Did the people, who flocked joyfully to that celebration, realize that this was the end? They had received and taken for granted God's forbearance and mercy for so long. But this passover was terribly ominous in its seeming peacefulness and sense of endless blessing.

God had always been there to welcome and to forgive, whenever Israel tired of sin and its consequences. But this passover was different, as time was soon to prove. It was the final burst of divine glory and witness before the long Gentile night closed down upon them. They partook of this feast all unheeding that they were on the brink of the chasm into which they were soon to be cast.

The providential finding of the book of the law, the provision of a righteous king and a faithful prophet, and this great passover-all these combined to make God's last manifestation of mercy to them before their impending national destruction. But all this had no permanent effect.

They seemed very enthusiastic and sincere while Josiah lived, but it was all on the surface. He did not reach to the transforming of their hearts. They were still just ordinary human people, like the countless millions that have come and gone. Though there was a great show of piety, they failed completely to make contact with the spirit of life.

Bro Growcott - Jeremiah, prophet of judgement



25 And Jeremiah lamented for Josiah: and all the singing men and the singing women spake of Josiah in their lamentations to this day, and made them an ordinance in Israel: and, behold, they are written in the lamentations.

What caused Josiah to go out against the host of Egypt? And to persist in joining battle with Pharaoh, even when the latter warned him away and assured him he had no quarrel with him? It is very hard to fathom.

The record strongly gives the impression that God was warning Josiah through Pharaoh. This too is very strange, but perhaps in keeping with the circumstances.

We wonder why such a man as Josiah would not seek counsel of God before setting out to defeat a great empire. But there are other cases of very good men neglecting to follow divine guidance in matters of great importance, and while well meaning, bringing themselves and others much trouble. The incident seems to come under the heading of a tragic mistake, rather than a sin.

Pharaoh had entered God's land, though just to pass through, and Josiah, strong in faith, went out to oppose the invader. But God did not desire him at that time to set out to conquer his mighty neighbor. The defeat of Egypt by Judah did not fit into God's purpose. So apparently the time had come for Josiah to be removed, so that the determined course of history could proceed. The evil was not to come in his day.
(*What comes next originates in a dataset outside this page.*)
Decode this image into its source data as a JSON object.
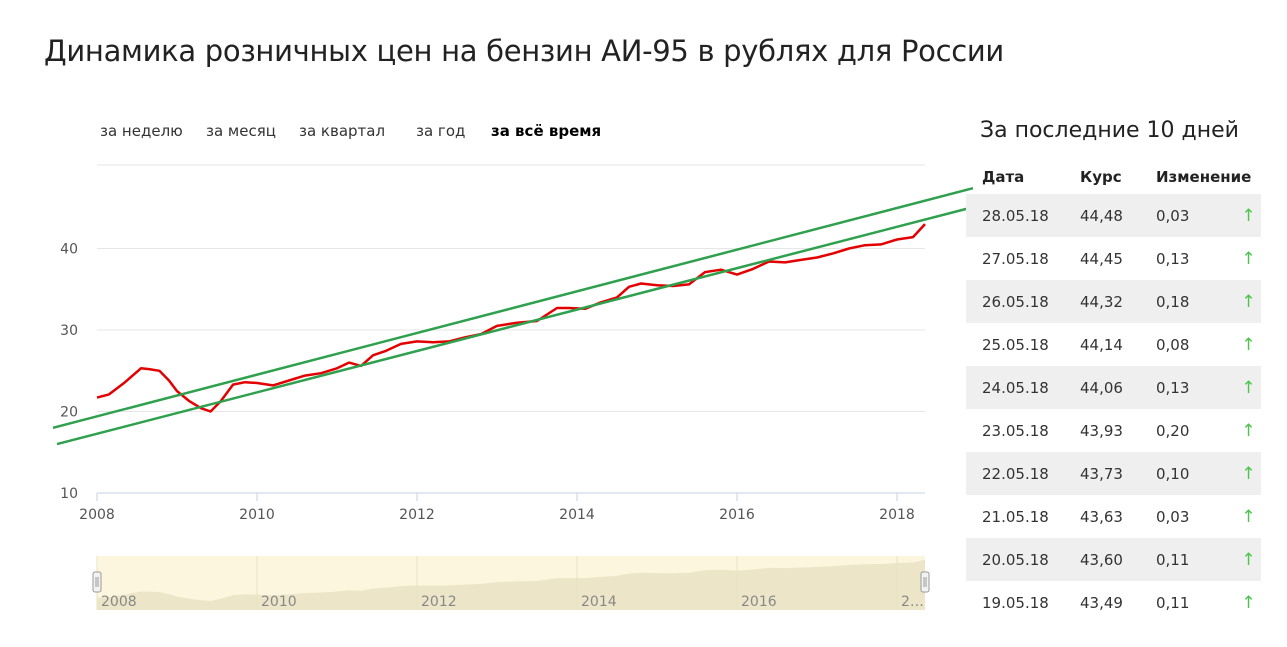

It is recorded that Jeremiah lamented for Josiah. Well he might, for he above all would realize that with Josiah's death the last curtain fell on the happiness and well being of Judah. The nation now had 23 appointed years of existence left, and they were to be a terrible 23 years.

The most prominent part of Jeremiah's ministry would now begin. We know little of his life up to this time. But now he finds himself at increasing variance with his nation and its rulers, as they plunged down the path of destruction.

All Josiah's reforms and arrangements were soon swept away.